Only makes sense if the chip supports closed-loop fan speed control based on the measured fan speed.

fan[1-*]_label

Suggested fan channel label.

Text string

Should only be created if the driver has hints about what this fan channel is being used for, and user-space doesn’t. In all other cases, the label is provided by user-space.

RO

fan[1-*]_enable

Enable or disable the sensors.

When disabled the sensor read will return -ENODATA.

  • 1: Enable

  • 0: Disable

RW

Also see the Alarms section for status flags associated with fans.

PWM

pwm[1-*]

Pulse width modulation fan control.

Integer value in the range 0 to 255

RW

255 is max or 100%.

pwm[1-*]_enable

Fan speed control method:

  • 0: no fan speed control (i.e. fan at full speed)

  • 1: manual fan speed control enabled (using pwm[1-*])

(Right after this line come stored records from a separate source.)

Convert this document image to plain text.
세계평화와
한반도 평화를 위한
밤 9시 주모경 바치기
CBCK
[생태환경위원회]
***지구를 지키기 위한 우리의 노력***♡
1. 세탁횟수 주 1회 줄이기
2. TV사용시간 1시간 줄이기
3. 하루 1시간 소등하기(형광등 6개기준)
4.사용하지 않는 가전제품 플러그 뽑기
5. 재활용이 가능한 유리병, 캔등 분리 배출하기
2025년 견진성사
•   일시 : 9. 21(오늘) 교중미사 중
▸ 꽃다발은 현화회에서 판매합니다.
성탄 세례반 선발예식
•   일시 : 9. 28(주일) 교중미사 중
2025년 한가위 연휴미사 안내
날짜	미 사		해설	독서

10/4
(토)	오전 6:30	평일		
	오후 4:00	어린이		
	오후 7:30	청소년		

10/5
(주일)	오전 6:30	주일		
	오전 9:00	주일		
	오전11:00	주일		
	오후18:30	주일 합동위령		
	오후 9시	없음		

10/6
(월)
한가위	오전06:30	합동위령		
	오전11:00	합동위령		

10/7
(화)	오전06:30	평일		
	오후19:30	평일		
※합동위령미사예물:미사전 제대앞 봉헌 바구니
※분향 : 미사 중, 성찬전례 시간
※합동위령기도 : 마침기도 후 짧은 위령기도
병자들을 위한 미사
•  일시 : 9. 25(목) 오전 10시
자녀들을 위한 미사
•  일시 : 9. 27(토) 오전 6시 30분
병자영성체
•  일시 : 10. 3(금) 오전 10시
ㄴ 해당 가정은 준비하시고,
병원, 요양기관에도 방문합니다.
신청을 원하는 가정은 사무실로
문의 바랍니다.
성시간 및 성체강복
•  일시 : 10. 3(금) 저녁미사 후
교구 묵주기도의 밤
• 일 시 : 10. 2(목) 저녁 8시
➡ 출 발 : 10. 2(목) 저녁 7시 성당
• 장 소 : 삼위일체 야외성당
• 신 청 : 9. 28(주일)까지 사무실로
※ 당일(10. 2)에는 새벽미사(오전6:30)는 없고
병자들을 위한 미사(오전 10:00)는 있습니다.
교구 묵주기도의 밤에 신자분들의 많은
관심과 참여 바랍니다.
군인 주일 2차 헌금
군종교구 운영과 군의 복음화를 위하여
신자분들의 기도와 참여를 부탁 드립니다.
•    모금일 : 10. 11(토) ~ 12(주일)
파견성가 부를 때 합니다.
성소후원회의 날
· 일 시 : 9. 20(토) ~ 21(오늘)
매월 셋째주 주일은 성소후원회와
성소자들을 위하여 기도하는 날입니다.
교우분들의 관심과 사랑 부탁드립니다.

  • 2+: automatic fan speed control enabled

Check individual chip documentation files for automatic mode details.

RW

pwm[1-*]_mode
  • 0: DC mode (direct current)

  • 1: PWM mode (pulse-width modulation)

RW

pwm[1-*]_freq

Base PWM frequency in Hz.

Only possibly available when pwmN_mode is PWM, but not always present even then.

RW

pwm[1-*]_auto_channels_temp

Select which temperature channels affect this PWM output in auto mode.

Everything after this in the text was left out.